« Ce que nous n’avons pas vu, c’est le genre de progrès dont nous avons besoin », a déclaré l’économiste en chef de l’IATA, citant la pandémie en cours et la faible confiance des consommateurs.

.

L’Association du transport aérien international (IATA), un groupe commercial mondial représentant la plupart des principales compagnies aériennes et transporteurs de fret du monde, a déclaré plus tôt cette semaine qu’elle ne s’attend pas à ce que l’industrie du transport aérien se remette du coup qui lui a été infligé par la pandémie de coronavirus auparavant. 2024.

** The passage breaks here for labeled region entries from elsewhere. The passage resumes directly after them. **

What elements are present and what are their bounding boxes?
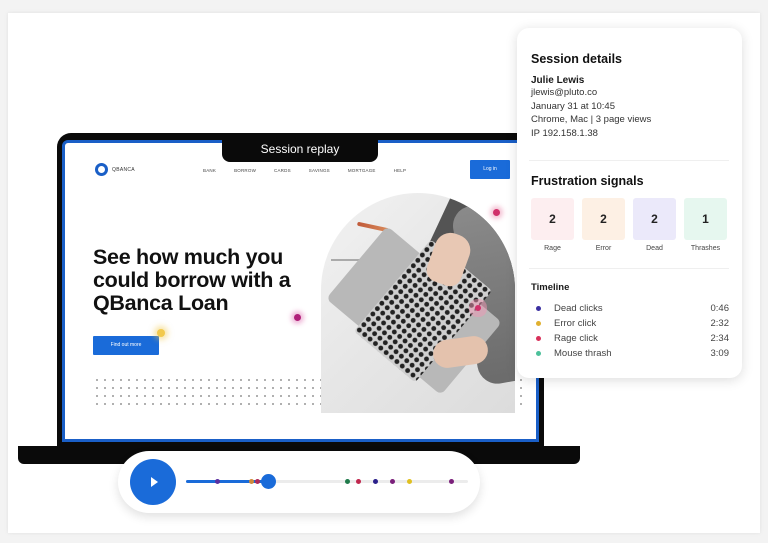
site-logo[interactable]: QBANCA xyxy=(95,163,135,176)
nav-item-mortgage[interactable]: MORTGAGE xyxy=(348,168,376,173)
session-details-title: Session details xyxy=(531,52,623,66)
event-time: 2:32 xyxy=(710,318,730,329)
event-label: Mouse thrash xyxy=(554,348,612,359)
timeline-event-marker[interactable] xyxy=(356,479,362,484)
rage-click-indicator xyxy=(493,209,500,216)
timeline-event-marker[interactable] xyxy=(449,479,455,484)
login-button[interactable]: Log in xyxy=(470,160,510,179)
hero-title: See how much you could borrow with a QBa… xyxy=(93,245,291,315)
frustration-signals: Frustration signals 2 Rage 2 Error 2 Dead 1 Thr… xyxy=(531,174,727,252)
nav-item-help[interactable]: HELP xyxy=(394,168,407,173)
signal-error[interactable]: 2 Error xyxy=(582,198,625,252)
divider xyxy=(529,268,729,269)
play-icon xyxy=(150,477,158,487)
session-ip: IP 192.158.1.38 xyxy=(531,127,598,139)
signal-count: 2 xyxy=(633,198,676,240)
replay-timeline-scrubber[interactable] xyxy=(186,474,468,489)
event-time: 0:46 xyxy=(710,303,730,314)
frustration-title: Frustration signals xyxy=(531,174,644,188)
signal-thrashes[interactable]: 1 Thrashes xyxy=(684,198,727,252)
user-name: Julie Lewis xyxy=(531,75,585,86)
user-email: jlewis@pluto.co xyxy=(531,87,598,98)
signal-count: 1 xyxy=(684,198,727,240)
timeline-event[interactable]: Rage click 2:34 xyxy=(531,331,729,346)
scrubber-handle[interactable] xyxy=(260,474,276,489)
timeline-title: Timeline xyxy=(531,282,570,293)
event-label: Error click xyxy=(554,318,597,329)
session-device: Chrome, Mac | 3 page views xyxy=(531,114,652,125)
signal-tiles: 2 Rage 2 Error 2 Dead 1 Thrashes xyxy=(531,198,727,252)
play-button[interactable] xyxy=(130,459,176,505)
nav-item-savings[interactable]: SAVINGS xyxy=(309,168,330,173)
signal-dead[interactable]: 2 Dead xyxy=(633,198,676,252)
nav-item-borrow[interactable]: BORROW xyxy=(234,168,256,173)
logo-ring-icon xyxy=(95,163,108,176)
session-details-panel: Session details Julie Lewis jlewis@pluto… xyxy=(517,28,742,378)
timeline-section: Timeline Dead clicks 0:46 Error click 2:32 R… xyxy=(531,282,729,361)
timeline-event-marker[interactable] xyxy=(254,479,260,484)
find-out-more-button[interactable]: Find out more xyxy=(93,336,159,355)
timeline-event[interactable]: Dead clicks 0:46 xyxy=(531,301,729,316)
event-dot-icon xyxy=(536,351,541,356)
error-click-indicator xyxy=(157,329,165,337)
timeline-event-marker[interactable] xyxy=(215,479,221,484)
rage-click-indicator xyxy=(475,305,481,311)
signal-label: Dead xyxy=(646,245,663,252)
timeline-event-marker[interactable] xyxy=(248,479,254,484)
timeline-event[interactable]: Mouse thrash 3:09 xyxy=(531,346,729,361)
timeline-event-marker[interactable] xyxy=(406,479,412,484)
divider xyxy=(529,160,729,161)
signal-count: 2 xyxy=(582,198,625,240)
hero-photo xyxy=(321,193,515,413)
timeline-event-marker[interactable] xyxy=(372,479,378,484)
timeline-list: Dead clicks 0:46 Error click 2:32 Rage click… xyxy=(531,301,729,361)
session-replay-tab: Session replay xyxy=(222,136,378,162)
nav-item-bank[interactable]: BANK xyxy=(203,168,216,173)
replay-player xyxy=(118,451,480,513)
event-dot-icon xyxy=(536,321,541,326)
nav-item-cards[interactable]: CARDS xyxy=(274,168,291,173)
timeline-event[interactable]: Error click 2:32 xyxy=(531,316,729,331)
dead-click-indicator xyxy=(294,314,301,321)
event-label: Rage click xyxy=(554,333,598,344)
session-info: Session details Julie Lewis jlewis@pluto… xyxy=(531,52,651,140)
signal-label: Rage xyxy=(544,245,561,252)
session-date: January 31 at 10:45 xyxy=(531,100,615,112)
event-label: Dead clicks xyxy=(554,303,603,314)
event-dot-icon xyxy=(536,306,541,311)
timeline-event-marker[interactable] xyxy=(344,479,350,484)
signal-label: Thrashes xyxy=(690,245,721,252)
timeline-event-marker[interactable] xyxy=(389,479,395,484)
event-dot-icon xyxy=(536,336,541,341)
event-time: 2:34 xyxy=(710,333,730,344)
event-time: 3:09 xyxy=(710,348,730,359)
signal-count: 2 xyxy=(531,198,574,240)
logo-text: QBANCA xyxy=(112,166,135,173)
replayed-website: QBANCA BANK BORROW CARDS SAVINGS MORTGAG… xyxy=(62,140,539,442)
site-nav: BANK BORROW CARDS SAVINGS MORTGAGE HELP xyxy=(203,168,406,173)
signal-rage[interactable]: 2 Rage xyxy=(531,198,574,252)
signal-label: Error xyxy=(595,245,612,252)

Ce calendrier, qui définit la «reprise» comme un retour aux niveaux de trafic et de revenus de 2019, est le plus difficile à ce jour proposé par le groupe, qui avait auparavant prévu un rebond d’ici 2023.

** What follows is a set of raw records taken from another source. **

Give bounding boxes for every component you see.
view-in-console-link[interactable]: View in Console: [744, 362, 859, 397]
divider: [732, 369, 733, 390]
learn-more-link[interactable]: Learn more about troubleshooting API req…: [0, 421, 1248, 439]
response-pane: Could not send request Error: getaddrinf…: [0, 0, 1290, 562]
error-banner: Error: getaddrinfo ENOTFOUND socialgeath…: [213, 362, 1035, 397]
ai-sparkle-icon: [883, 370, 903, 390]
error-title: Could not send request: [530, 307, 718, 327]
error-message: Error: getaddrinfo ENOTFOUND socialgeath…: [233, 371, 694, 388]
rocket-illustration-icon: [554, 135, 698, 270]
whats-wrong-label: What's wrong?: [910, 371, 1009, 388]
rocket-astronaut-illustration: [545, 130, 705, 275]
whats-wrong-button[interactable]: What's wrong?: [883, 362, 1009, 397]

« Avant tout vaccin, cela dépend vraiment de la façon dont les pays parviennent à contrôler le virus », a déclaré l’économiste en chef de l’IATA, Brian Pearce, lors d’un briefing mardi. « Cela va clairement être un problème avec la reprise. Ce que nous n’avons pas vu, c’est le genre de progrès dont nous avons besoin. »

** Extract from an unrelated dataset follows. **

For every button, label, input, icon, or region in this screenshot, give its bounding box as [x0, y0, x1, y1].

Le gros du problème est que le public volant a relativement peu d’intérêt à voler. « Alors que la demande refoulée existe pour les VFR (visites d’amis et de parents) et les voyages d’agrément, la confiance des consommateurs est faible face aux préoccupations concernant la sécurité de l’emploi et la montée du chômage, ainsi que les risques d’attraper le COVID-19 », a déclaré l’IATA dans un communiqué. communiqué de presse.

De plus, le fait de rester en bas des voyages d’affaires alors que les entreprises cherchent à réduire leurs coûts et à s’adapter aux réunions à distance entravera la reprise, a déclaré l’IATA. Même si l’économie reprend, les voyages d’affaires peuvent être lents à revenir.

« Les budgets des voyages d’affaires devraient être très limités car les entreprises continuent de subir des pressions financières alors même que l’économie s’améliore », a déclaré l’IATA. Le groupe a déclaré que les enquêtes indiquent que le lien entre la croissance du PIB et les voyages d’affaires s’est effiloché, car la vidéoconférence rend les réunions en personne moins nécessaires.

L’histoire continue

Le calendrier révisé de l’IATA représente le point culminant d’une nouvelle vague de pessimisme de la part des compagnies aériennes à propos de la reprise des voyages.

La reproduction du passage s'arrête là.